The data show that the proposed method can achieve a highly dynamic interaction using variable impedance at the controller level. The FIC also enables online tuning of the impedance behaviour and is robust to reduce bandwidth in the feedback signals [11], allowing to switch from rigid to soft behaviours seemingly. Nevertheless, the performances are strictly related to the physical hardware capabilities, and a higher band-pass in the mechanics of the robot implies a higher stiffness to mass ratio. Therefore, it will be interesting to study these capabilities by deploying in hardware equipped with VSA to conduct a systematic experiment on these properties. Furthermore, it may also enable the switching from a model-based (e.g. the one proposed in [3]) to a data-driven control of their nonlinear actuators’ dynamics. It is worth also noting that, at the current stage, it is impossible to compare the proposed method with VSA control architectures due to their different hardware requirements. Nevertheless, it can be said that both of them achieve nonlinear impedance behaviour and robustness to highly dynamic interactions. The fractal impedance controller hardware requirements are less stringent, and it has a simpler formulation. The results presented in [3] indicate that the DLR robot can achieve a stiffer behaviour. However, it is impossible to discriminate if they are connected solely to hardware superiority or if there is also a controller component in play.
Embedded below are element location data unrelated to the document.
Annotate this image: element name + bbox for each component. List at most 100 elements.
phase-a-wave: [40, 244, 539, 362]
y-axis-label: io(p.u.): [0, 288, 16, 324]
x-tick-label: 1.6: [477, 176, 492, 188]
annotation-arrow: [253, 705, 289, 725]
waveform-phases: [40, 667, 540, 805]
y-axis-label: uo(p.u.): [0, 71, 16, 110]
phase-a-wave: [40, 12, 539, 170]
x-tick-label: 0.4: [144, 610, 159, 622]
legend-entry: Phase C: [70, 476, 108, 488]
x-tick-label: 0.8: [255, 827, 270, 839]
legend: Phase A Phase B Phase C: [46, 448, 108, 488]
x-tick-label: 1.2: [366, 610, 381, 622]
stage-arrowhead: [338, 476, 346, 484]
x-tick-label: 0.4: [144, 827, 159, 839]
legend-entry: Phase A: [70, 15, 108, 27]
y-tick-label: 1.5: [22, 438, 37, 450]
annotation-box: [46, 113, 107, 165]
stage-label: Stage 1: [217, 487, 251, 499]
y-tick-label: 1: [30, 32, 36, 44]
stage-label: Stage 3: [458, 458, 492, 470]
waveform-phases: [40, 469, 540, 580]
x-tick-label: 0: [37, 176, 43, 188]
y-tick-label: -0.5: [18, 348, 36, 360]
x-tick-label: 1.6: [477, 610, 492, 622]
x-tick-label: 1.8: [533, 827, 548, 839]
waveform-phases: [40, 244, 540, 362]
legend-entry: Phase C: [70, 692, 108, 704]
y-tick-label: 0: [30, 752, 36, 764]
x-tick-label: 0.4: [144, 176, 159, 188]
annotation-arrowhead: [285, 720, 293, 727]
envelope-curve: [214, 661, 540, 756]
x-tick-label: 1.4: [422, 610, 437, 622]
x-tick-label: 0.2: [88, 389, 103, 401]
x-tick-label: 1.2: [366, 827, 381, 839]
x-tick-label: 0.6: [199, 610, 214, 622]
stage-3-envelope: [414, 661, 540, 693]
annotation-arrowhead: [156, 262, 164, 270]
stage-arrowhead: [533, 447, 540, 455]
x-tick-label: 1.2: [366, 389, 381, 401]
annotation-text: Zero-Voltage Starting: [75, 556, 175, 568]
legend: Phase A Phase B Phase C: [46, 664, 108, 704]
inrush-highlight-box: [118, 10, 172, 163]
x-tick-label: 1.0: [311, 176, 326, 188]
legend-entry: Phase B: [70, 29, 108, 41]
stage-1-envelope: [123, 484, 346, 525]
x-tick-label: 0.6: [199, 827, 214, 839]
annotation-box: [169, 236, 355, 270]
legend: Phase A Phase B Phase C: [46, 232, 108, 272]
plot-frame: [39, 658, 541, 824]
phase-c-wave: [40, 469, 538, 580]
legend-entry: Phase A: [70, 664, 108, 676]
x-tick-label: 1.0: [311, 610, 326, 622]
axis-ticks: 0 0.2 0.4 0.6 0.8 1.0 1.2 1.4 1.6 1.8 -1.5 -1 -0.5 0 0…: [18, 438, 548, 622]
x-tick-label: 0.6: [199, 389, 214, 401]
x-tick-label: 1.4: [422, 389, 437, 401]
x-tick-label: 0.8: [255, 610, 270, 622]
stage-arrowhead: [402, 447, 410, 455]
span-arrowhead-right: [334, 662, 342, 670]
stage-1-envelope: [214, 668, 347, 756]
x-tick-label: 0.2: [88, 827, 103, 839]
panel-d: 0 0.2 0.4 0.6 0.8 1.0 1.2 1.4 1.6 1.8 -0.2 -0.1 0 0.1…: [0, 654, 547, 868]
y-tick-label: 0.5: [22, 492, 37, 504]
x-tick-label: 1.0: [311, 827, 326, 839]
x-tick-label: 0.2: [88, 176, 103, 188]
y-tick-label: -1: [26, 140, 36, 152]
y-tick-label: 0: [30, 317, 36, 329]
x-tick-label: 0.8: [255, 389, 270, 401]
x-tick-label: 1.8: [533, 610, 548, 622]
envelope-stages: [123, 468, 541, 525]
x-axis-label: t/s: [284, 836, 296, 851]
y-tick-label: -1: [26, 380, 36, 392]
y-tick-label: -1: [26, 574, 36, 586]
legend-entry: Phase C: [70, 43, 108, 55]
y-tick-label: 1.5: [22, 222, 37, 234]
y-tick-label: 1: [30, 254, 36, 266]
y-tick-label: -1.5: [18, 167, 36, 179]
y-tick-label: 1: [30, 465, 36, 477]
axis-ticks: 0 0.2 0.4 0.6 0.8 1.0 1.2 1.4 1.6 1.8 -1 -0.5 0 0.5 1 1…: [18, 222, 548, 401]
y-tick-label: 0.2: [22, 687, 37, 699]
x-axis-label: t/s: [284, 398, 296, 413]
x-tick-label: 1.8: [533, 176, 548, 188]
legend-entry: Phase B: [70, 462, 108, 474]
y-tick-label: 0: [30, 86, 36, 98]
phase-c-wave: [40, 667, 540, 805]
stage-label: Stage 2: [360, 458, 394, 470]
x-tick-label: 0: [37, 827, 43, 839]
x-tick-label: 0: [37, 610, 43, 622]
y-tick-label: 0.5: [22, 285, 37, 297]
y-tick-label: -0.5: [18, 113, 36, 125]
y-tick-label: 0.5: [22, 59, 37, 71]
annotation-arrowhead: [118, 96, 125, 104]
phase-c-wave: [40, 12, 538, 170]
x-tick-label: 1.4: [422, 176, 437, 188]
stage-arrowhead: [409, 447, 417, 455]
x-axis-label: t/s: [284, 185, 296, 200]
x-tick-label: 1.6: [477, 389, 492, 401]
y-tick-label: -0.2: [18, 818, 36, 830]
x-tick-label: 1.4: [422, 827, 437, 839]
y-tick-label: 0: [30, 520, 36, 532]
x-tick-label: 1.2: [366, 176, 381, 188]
The superimposition of task-space controllers also opens new possibilities for improving controllability and dexterity for compliant robots, developing human motor control theory, and robust control architecture for learning algorithms. In fact, the dynamics of soft robots are even more challenging to model than rigid dynamics [4], as the dynamic modelling of robots is founded on the assumption of rigidity [1]. Regarding human motor control having a framework that enables robustness and dexterity of interaction will overcome the current limitation of the passive motion paradigm (PMP) model, which still relies on inverse matrices for trajectory optimisation [24]. Finally, the learning algorithms are currently facing the challenges of performing a system identification to guarantee the stability of the learned behaviour. The proposed method removes this challenge, and the learning component can focus on learning how to synchronise the task-space controller to maximise the efficiency and dexterity of the robot.

6 Conclusions

The experimental results confirmed the proposed hypothesis that it is possible to control a redundant robot with a superimposition of task-space controllers. This approach renders the architecture intrinsically robust to singularity and fully passive, which guarantees stability. It is important to properly balance the strength of the controllers to guarantee that the redundancy tasks do not interfere with the end-effector controller, which may result challenging under certain conditions. Nevertheless, unbalanced controllers may interfere with the action efficacy but not with the robustness and stability of interaction.

The proposed framework does not require any a priori knowledge of the system dynamics parameters (i.e. inertia, friction, and gravity). It is suited for applications where the stability of interaction with unpredictable environments is more critical than the tracking accuracy. Future work will focus on improving the coordination among the redundancy task-space controllers to improve the tracking accuracy of the end-effector task when coupling effects are introduced.